Biden's Texas declaration offers individual assistance to 77 of 254 counties, including the areas around Houston, Dallas and Austin, but does not cover the entire state. Biden said Friday at the White House that he hopes to visit the state this week.

Abbott said Saturday that the "partial approval is an important first step," and the White House said more counties could be covered as government officials continue assessing the damage. The Federal Emergency Management Agency has in recent days provided generators, food, water and other supplies statewide.

The gatekeepers of the Texas power grid - famously unregulated and disconnected from the broader United States - are expected to face intense scrutiny over whether they neglected infrastructural upgrades and weather safeguards that could have helped during the disaster.

Congress is likely to open an investigation next week into what went wrong, and the Texas legislature is expected hold its own hearings.
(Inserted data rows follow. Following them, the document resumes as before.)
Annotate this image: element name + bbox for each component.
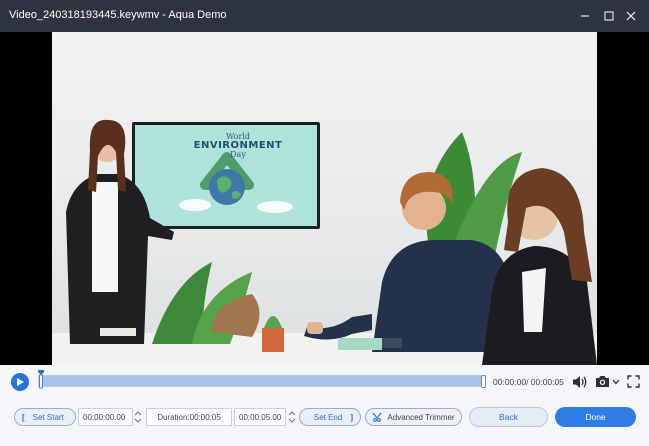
advanced-trimmer-label: Advanced Trimmer bbox=[387, 412, 455, 422]
trimmer-icon bbox=[372, 412, 382, 422]
stepper-arrows-icon bbox=[134, 411, 142, 423]
end-trim-handle[interactable] bbox=[481, 375, 486, 388]
set-end-button[interactable]: Set End ] bbox=[299, 408, 361, 426]
bracket-left-icon: [ bbox=[22, 412, 25, 422]
window-title: Video_240318193445.keywmv - Aqua Demo bbox=[9, 9, 227, 21]
start-time-stepper[interactable] bbox=[133, 408, 143, 426]
end-time-stepper[interactable] bbox=[287, 408, 297, 426]
volume-icon[interactable] bbox=[572, 375, 588, 389]
meeting-scene bbox=[52, 119, 597, 365]
duration-value: Duration:00:00:05 bbox=[157, 412, 221, 422]
set-end-label: Set End bbox=[313, 412, 343, 422]
end-time-value: 00:00:05.00 bbox=[239, 412, 282, 422]
maximize-icon[interactable] bbox=[599, 6, 619, 26]
back-label: Back bbox=[499, 412, 518, 422]
title-bar: Video_240318193445.keywmv - Aqua Demo bbox=[0, 0, 649, 32]
minimize-icon[interactable] bbox=[575, 6, 595, 26]
playhead-marker[interactable] bbox=[38, 370, 44, 390]
camera-icon[interactable] bbox=[595, 375, 610, 388]
video-frame: World ENVIRONMENT Day bbox=[52, 32, 597, 365]
back-button[interactable]: Back bbox=[469, 407, 548, 427]
start-time-field[interactable]: 00:00:00.00 bbox=[78, 408, 133, 426]
set-start-label: Set Start bbox=[32, 412, 64, 422]
trim-bar: [ Set Start 00:00:00.00 Duration:00:00:0… bbox=[0, 400, 649, 446]
end-time-field[interactable]: 00:00:05.00 bbox=[234, 408, 286, 426]
chevron-down-icon[interactable] bbox=[612, 379, 620, 385]
duration-display: Duration:00:00:05 bbox=[146, 408, 232, 426]
play-button[interactable] bbox=[11, 373, 29, 391]
advanced-trimmer-button[interactable]: Advanced Trimmer bbox=[365, 408, 462, 426]
fullscreen-icon[interactable] bbox=[627, 375, 640, 388]
close-icon[interactable] bbox=[621, 6, 641, 26]
playback-bar: 00:00:00/ 00:00:05 bbox=[0, 365, 649, 400]
stepper-arrows-icon bbox=[288, 411, 296, 423]
start-time-value: 00:00:00.00 bbox=[83, 412, 126, 422]
time-readout: 00:00:00/ 00:00:05 bbox=[493, 377, 564, 387]
done-button[interactable]: Done bbox=[555, 407, 636, 427]
timeline-selected-range bbox=[39, 376, 485, 386]
bracket-right-icon: ] bbox=[350, 412, 353, 422]
done-label: Done bbox=[585, 412, 606, 422]
video-preview[interactable]: World ENVIRONMENT Day bbox=[0, 32, 649, 365]
set-start-button[interactable]: [ Set Start bbox=[14, 408, 76, 426]
play-icon bbox=[17, 377, 24, 386]
timeline-track[interactable] bbox=[38, 375, 486, 387]
trim-window: Video_240318193445.keywmv - Aqua Demo Wo… bbox=[0, 0, 649, 446]
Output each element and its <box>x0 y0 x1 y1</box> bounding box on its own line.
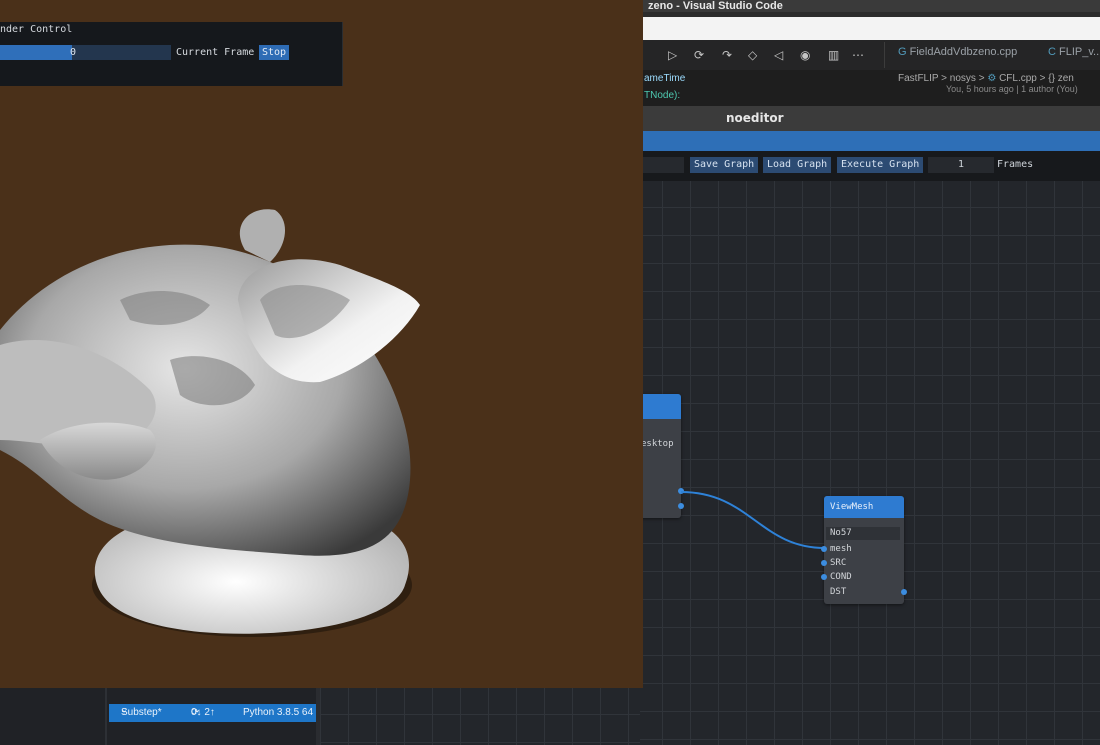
frames-label: Frames <box>997 159 1034 170</box>
node-name-field[interactable]: No57 <box>826 527 900 540</box>
step-over-icon[interactable]: ↷ <box>722 48 732 62</box>
partial-node-output-label: esktop <box>641 439 674 449</box>
node-connection-wire[interactable] <box>640 480 840 560</box>
back-icon[interactable]: ◇ <box>748 48 757 62</box>
code-fragment-1: ameTime <box>644 73 686 84</box>
vscode-status-bar: ⑂ Substep* ⟳ 0↓ 2↑ Python 3.8.5 64 <box>109 704 316 722</box>
src-input-label: SRC <box>830 558 847 568</box>
tab-flip[interactable]: C FLIP_v... <box>1048 46 1100 58</box>
frame-slider-value: 0 <box>70 47 77 58</box>
vscode-menu-strip <box>640 17 1100 40</box>
frame-slider-fill <box>0 45 72 60</box>
git-blame-annotation: You, 5 hours ago | 1 author (You) <box>946 84 1078 94</box>
git-sync-label: 0↓ 2↑ <box>191 707 215 718</box>
vscode-title-bar: zeno - Visual Studio Code <box>640 0 1100 17</box>
split-editor-icon[interactable]: ▥ <box>828 48 839 62</box>
cpp-file-icon: G <box>898 46 910 58</box>
tab-label: FLIP_v... <box>1059 46 1100 58</box>
graph-path-field[interactable] <box>640 157 684 173</box>
viewmesh-node[interactable]: ViewMesh No57 mesh SRC COND DST <box>821 496 907 604</box>
render-control-panel: nder Control 0 Current Frame Stop <box>0 22 343 86</box>
node-graph-canvas[interactable] <box>640 181 1100 745</box>
stop-button[interactable]: Stop <box>259 45 290 60</box>
code-fragment-2: TNode): <box>644 90 681 101</box>
node-graph-canvas-lower[interactable] <box>320 686 640 745</box>
load-graph-button[interactable]: Load Graph <box>763 157 832 173</box>
noeditor-toolbar: Save Graph Load Graph Execute Graph 1 Fr… <box>640 151 1100 181</box>
toolbar-divider <box>884 42 885 68</box>
frames-input[interactable]: 1 <box>928 157 994 173</box>
current-frame-label: Current Frame <box>176 47 255 58</box>
noeditor-title-bar[interactable]: noeditor <box>640 106 1100 131</box>
panel-divider <box>105 688 107 745</box>
rendered-mesh <box>0 209 420 637</box>
git-branch-label: Substep* <box>121 707 162 718</box>
render-control-title: nder Control <box>0 24 73 35</box>
breadcrumb-item[interactable]: {} zen <box>1048 73 1074 84</box>
breadcrumb: FastFLIP > nosys > ⚙ CFL.cpp > {} zen <box>898 73 1074 84</box>
python-interpreter[interactable]: Python 3.8.5 64 <box>243 704 313 722</box>
cpp-file-icon: ⚙ <box>987 73 997 84</box>
frame-slider[interactable]: 0 <box>0 45 171 60</box>
dst-output-socket[interactable] <box>901 589 907 595</box>
panel-divider <box>316 688 320 745</box>
render-viewport[interactable]: nder Control 0 Current Frame Stop <box>0 0 643 688</box>
src-input-socket[interactable] <box>821 560 827 566</box>
vscode-window-title: zeno - Visual Studio Code <box>648 0 783 12</box>
noeditor-window-title: noeditor <box>726 111 784 125</box>
cond-input-label: COND <box>830 572 852 582</box>
mesh-input-socket[interactable] <box>821 546 827 552</box>
run-icon[interactable]: ▷ <box>668 48 677 62</box>
breadcrumb-item[interactable]: nosys <box>950 73 976 84</box>
mesh-input-label: mesh <box>830 544 852 554</box>
save-graph-button[interactable]: Save Graph <box>690 157 759 173</box>
copilot-icon[interactable]: ◉ <box>800 48 810 62</box>
vscode-debug-toolbar: ▷ ⟳ ↷ ◇ ◁ ◉ ▥ ⋯ G FieldAddVdbzeno.cpp C … <box>640 40 1100 70</box>
dst-output-label: DST <box>830 587 847 597</box>
noeditor-accent-bar <box>640 131 1100 151</box>
viewmesh-node-header[interactable]: ViewMesh <box>824 496 904 518</box>
execute-graph-button[interactable]: Execute Graph <box>837 157 924 173</box>
breadcrumb-item[interactable]: FastFLIP <box>898 73 938 84</box>
c-file-icon: C <box>1048 46 1059 58</box>
tab-label: FieldAddVdbzeno.cpp <box>909 46 1018 58</box>
cond-input-socket[interactable] <box>821 574 827 580</box>
breadcrumb-item[interactable]: CFL.cpp <box>999 73 1037 84</box>
tab-fieldaddvdb[interactable]: G FieldAddVdbzeno.cpp <box>898 46 1017 58</box>
more-actions-icon[interactable]: ⋯ <box>852 48 864 62</box>
step-back-icon[interactable]: ◁ <box>774 48 783 62</box>
step-icon[interactable]: ⟳ <box>694 48 704 62</box>
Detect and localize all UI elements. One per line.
At least two Texas residents have filed lawsuits faulting ERCOT for not heeding safety warnings or boosting energy supplies.

Although temperatures have risen since the Arctic storm dropped air below freezing, many across the South are just beginning to recover from the devastation of burst pipes, power failures and flooded homes.

More than 14 million people across the South are still without a consistent supply of clean drinking water, and roughly 80,000 utility customers across Texas woke up Saturday morning without heat or power.

In Houston, the nation's fourth-largest city, residents on Saturday were still being told to boil all water. In Austin, the state capital, many homes still lacked running water, and officials couldn't say when it might return.

"This has just been one thing after another," Austin Mayor Steve Adler, a Democrat, told CNN on Friday. "This is a community of people that are scared and upset and angry. We're eventually going to need some better answers to why we're here."

More than 50 recent deaths have been linked to the bitterly cold weather and its aftermath, including from hypothermia, house fires and carbon-monoxide poisoning from people using cars or ovens to stay warm. In the Houston suburb of Sugar Land, Loan Le, 75, and her three grandchildren - ages 5, 8 and 11 - died in a house fire early Tuesday after using a fireplace to stay warm overnight while without power, city spokesman Douglas Adolph said.

Even as temperatures warmed, the threat of ruptured pipes and dry water supplies threatened further strain. In Killeen, a fire at a fully occupied Hilton Garden Inn raged out of control after the hotel's sprinkler system failed, officials said. No deaths were reported, and the cause of the blaze is still unknown.

For many, the storm's challenges are just beginning. Tabitha Charlton, 44, was playing Uno and trying to stay warm with her 7-year-old twins Tuesday when a pipe burst and covered her girls' bedroom with soggy gray insulation.

On Saturday, as the family laid pillows and stuffed animals out to dry on their lawn in Sienna, 30 miles south of Houston, Charlton remembered back to the three years she had spent battling insurance companies and state agencies for repair costs related to home damages from Hurricane Harvey.

"I settled my Harvey insurance claim last Wednesday, six days before this damage occurred. I haven't even received the check yet," Charlton said. "After dealing with that trauma for three-plus years, I felt immediately gutted when this happened. I fell to my knees and sobbed."

Many in the Lone Star State, faced with an uncertain recovery, have pushed to take matters into their own hands. Don Nichols, 70, visited four hardware stores Saturday trying to find parts to fix the busted pipes at his home in Crosby, 25 miles northeast of Houston, where he also owns a barn and some rental properties. He, his tenants and his 100 cows had been without water for most of the week.

On Saturday afternoon, Nichols stood in line with about 30 others at a Home Depot in the city of Humble, waiting to pick through the remaining plumbing supplies. He said he still remembers the last time it was this cold for this long: Christmastime 1989.

"I had my blankets on and my feather bed and my comforter and all of that, and I was still freezing to death," he said. "I'm a pretty tough ol' Boy Scout and I don't worry about that. But this time, man, I did."